Dans les dernières années des Qing,
la révolution des Taiping se répandit dans presque toute la Chine.
Dans le programme du Royaume céleste des Taiping, il y avait le
rétablissement de la coiffure des Han. Malheureusement, les cheveux
et les têtes des révoltés furent coupés sans pitié sous la répression exercée par le gouvernant. Bien
que les dominants de la dynastie des Qing eussent gardé leur natte,
ils n’en ont pas moins perdu finalement leur trône.
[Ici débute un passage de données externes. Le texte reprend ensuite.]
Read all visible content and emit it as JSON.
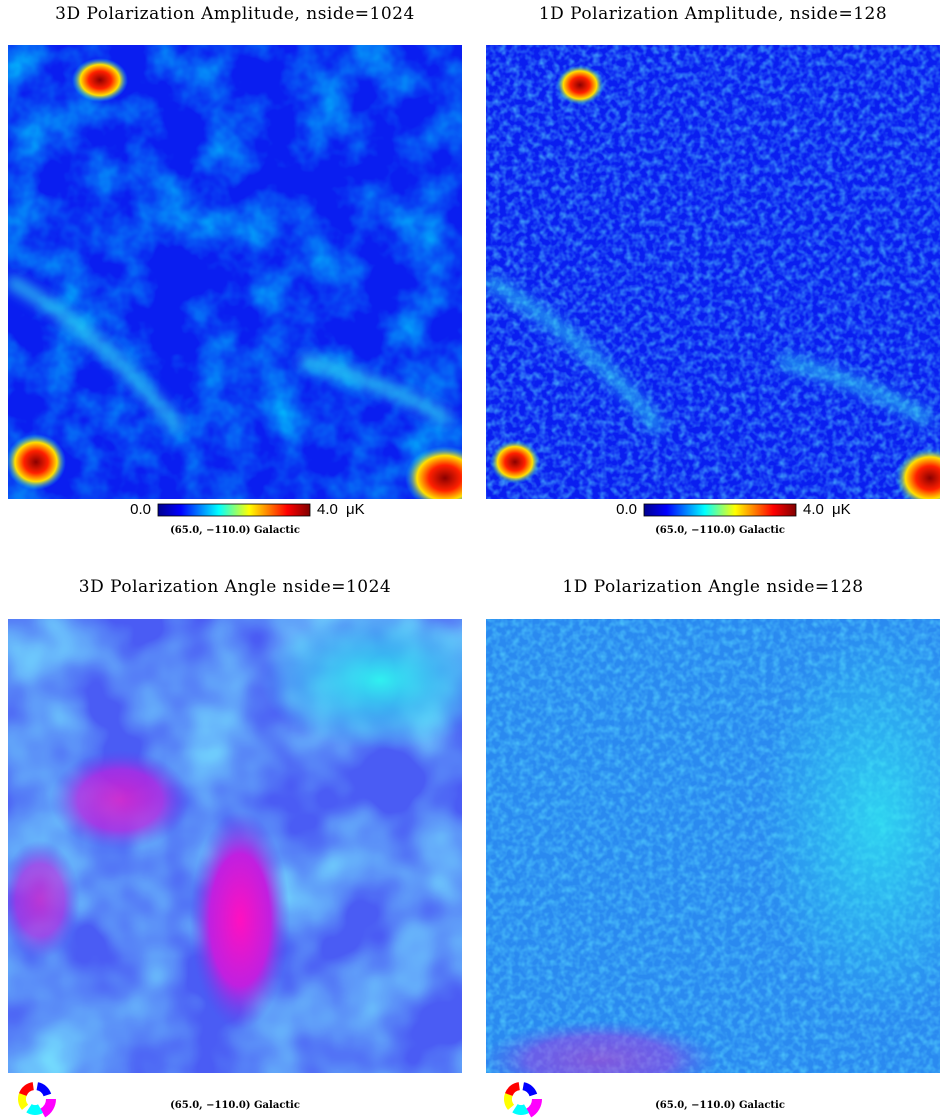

Après la victoire de la Révolution
de 1911, les révolutionnaires coupèrent sans aucune distinction toutes les nattes qui pendaient aux nuques
des hommes, même celles des Mandchous. La dynastie mandchoue des
Qing, qui avait opprimé les autres ethnies avec sa coiffur,e a
finalement récolté ce qu’elle avait semé. Il est bien étonnant
que le cycle de l’histoire, illustré par le cycle des événements
liés aux « coupes de cheveux », ait coïncidé avec la
grandeur et la décadence d’une dynastie. C’est la conséquence
inéluctable du déroulement de l’histoire. On ne peut arrêter le
développement et le progrès de la société.
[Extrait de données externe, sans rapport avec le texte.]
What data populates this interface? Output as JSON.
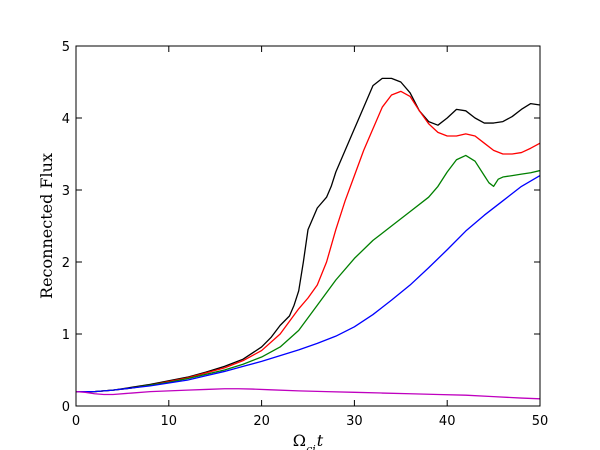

Une longue histoire peut parfois
compliquer des choses simples. La nature a donné des cheveux à
l’être humain. C’est un phénomène de caractère purement physiologique,
mais dans la longue marche de l’histoire, les cheveux
ont parfois pris une couleur politique et ils ont été marqués
par les époques. Heureusement que toutes ces conceptions ridicules,
décadentes et bornées ont changé !
Désormais, les cheveux
sont considérés comme un élément de la beauté de l’être
humain et ils enrichissent la vie par la diversité de leur coiffure.